Google engineers were able to identify and cancel problematic in-flight BigQuery queries that were causing a high number of retries to the permissions validation backend. To prevent a recurrence of this issue, engineers temporarily disabled the retry of these queries to prevent retries from amplifying the effect of unhealthy permission validation backends. Google engineers were also able to adjust the retry parameters of the authorization system to return cache hit rates to normal.
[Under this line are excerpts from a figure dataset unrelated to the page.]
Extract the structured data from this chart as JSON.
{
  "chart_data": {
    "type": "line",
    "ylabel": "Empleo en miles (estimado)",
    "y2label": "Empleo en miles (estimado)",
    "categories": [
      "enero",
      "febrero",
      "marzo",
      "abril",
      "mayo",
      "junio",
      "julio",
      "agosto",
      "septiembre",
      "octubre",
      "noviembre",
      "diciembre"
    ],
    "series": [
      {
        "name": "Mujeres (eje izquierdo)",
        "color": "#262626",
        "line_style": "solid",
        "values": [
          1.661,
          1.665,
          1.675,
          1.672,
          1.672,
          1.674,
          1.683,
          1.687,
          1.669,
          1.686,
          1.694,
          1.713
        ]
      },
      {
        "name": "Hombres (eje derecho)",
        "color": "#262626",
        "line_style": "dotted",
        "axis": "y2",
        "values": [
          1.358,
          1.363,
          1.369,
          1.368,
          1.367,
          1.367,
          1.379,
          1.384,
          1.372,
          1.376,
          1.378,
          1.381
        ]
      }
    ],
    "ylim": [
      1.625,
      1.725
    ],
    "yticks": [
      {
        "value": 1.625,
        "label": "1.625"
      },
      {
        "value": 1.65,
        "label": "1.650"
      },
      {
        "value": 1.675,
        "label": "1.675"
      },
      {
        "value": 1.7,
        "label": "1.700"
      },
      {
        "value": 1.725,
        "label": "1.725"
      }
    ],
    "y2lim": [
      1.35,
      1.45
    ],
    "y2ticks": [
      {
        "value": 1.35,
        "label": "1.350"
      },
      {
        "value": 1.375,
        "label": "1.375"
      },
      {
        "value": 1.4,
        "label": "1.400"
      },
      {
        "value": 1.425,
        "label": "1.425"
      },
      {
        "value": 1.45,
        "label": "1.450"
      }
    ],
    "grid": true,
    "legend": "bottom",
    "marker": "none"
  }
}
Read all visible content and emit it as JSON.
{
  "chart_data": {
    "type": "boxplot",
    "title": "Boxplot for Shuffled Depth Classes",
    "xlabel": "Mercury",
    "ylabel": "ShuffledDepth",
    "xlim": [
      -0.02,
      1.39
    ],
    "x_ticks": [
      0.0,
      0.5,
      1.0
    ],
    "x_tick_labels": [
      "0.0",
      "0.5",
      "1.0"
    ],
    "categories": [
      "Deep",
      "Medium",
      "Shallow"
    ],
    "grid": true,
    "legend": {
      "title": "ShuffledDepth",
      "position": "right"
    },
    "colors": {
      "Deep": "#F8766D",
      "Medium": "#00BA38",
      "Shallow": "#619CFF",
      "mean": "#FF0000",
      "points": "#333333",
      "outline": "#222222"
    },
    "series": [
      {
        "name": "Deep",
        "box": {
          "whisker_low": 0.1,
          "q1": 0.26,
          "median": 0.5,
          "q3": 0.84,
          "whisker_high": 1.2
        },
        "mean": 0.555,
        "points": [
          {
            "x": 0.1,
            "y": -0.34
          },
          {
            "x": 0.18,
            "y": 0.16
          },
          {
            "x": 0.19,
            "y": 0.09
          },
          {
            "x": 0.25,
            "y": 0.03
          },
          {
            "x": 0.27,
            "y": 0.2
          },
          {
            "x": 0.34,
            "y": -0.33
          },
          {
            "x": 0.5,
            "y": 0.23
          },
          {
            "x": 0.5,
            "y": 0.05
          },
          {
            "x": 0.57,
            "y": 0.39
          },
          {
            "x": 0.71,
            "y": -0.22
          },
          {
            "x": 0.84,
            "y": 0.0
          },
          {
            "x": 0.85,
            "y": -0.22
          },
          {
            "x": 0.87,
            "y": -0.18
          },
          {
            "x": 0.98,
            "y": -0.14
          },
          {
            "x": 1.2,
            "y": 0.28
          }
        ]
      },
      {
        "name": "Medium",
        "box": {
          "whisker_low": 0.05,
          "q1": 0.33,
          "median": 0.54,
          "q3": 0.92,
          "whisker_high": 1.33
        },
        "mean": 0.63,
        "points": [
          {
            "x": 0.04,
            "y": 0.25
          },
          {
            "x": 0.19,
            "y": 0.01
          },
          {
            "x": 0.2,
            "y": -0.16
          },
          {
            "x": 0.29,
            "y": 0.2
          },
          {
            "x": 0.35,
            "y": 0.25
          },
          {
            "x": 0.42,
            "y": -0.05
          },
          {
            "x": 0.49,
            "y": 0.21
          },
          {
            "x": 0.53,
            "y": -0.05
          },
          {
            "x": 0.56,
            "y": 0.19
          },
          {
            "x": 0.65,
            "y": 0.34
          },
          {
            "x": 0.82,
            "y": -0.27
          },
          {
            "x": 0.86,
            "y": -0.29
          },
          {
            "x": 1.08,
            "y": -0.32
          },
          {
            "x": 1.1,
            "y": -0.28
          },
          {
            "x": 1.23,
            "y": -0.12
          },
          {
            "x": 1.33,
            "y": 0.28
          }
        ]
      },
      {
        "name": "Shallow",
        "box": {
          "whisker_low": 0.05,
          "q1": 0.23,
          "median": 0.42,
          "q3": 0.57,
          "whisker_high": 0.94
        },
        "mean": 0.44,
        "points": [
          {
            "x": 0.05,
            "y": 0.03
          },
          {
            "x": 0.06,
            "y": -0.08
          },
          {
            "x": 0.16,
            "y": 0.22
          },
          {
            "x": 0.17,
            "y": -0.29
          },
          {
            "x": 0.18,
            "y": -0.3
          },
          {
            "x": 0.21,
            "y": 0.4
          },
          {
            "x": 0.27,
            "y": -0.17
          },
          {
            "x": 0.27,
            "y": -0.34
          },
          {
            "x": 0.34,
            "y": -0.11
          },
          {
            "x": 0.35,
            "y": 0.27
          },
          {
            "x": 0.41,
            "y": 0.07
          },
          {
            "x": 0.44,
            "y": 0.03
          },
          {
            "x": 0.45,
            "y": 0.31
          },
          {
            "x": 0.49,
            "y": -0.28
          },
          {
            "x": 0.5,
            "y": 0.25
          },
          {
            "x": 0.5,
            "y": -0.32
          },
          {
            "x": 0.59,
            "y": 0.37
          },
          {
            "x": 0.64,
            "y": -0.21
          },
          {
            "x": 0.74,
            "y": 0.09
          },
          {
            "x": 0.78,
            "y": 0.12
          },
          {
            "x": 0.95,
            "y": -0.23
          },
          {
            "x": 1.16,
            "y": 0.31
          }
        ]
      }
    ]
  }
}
As the system stabilized, BigQuery engineers were able to gradually allow query traffic to flow in and re-enabled permission validation, restoring service.

To prevent future recurrences of this issue, Google engineers will change the structure of permissions validation so that continual retries will not destabilize the entire service. This restructuring includes reducing the number of backends that require permissions validation by changing the steps involved in the BigQuery request validation process. Engineers will also introduce safety limits governing communication between BigQuery and the permissions validation system. Google engineers are also adding additional monitoring to better detect and potentially preemptively mitigate issues of this nature.

8 May 2015 05:12 PDT

The issue with Bigquery elevated error rates for API and Web UI should be resolved for all affected users as of 2015-05-08 04:47 (all times are in US/Pacific). We will provide a more detailed analysis of this incident once we have completed our internal investigation

8 May 2015 04:27 PDT

We are still investigating the issue with Bigquery elevated error rates for API and Web UI. We will provide another status update by 2015-05-08 05:30 (all times are in US/Pacific) with current details.

8 May 2015 04:05 PDT

We are experiencing a recurrence of this problem starting at 03:00 US/Pacific time on Friday 2015-05-08. We will provide an update by 04:30 US/Pacific time.

7 May 2015 22:44 PDT

We experienced an issue with the Google BigQuery Web UI and BigQuery APIs, beginning at 2015-05-07 20:45 (all times are in US/Pacific). The issue should be resolved as of 2015-05-07 21:20. We will conduct an internal investigation of this issue and make appropriate improvements to our systems to prevent or minimize future recurrence.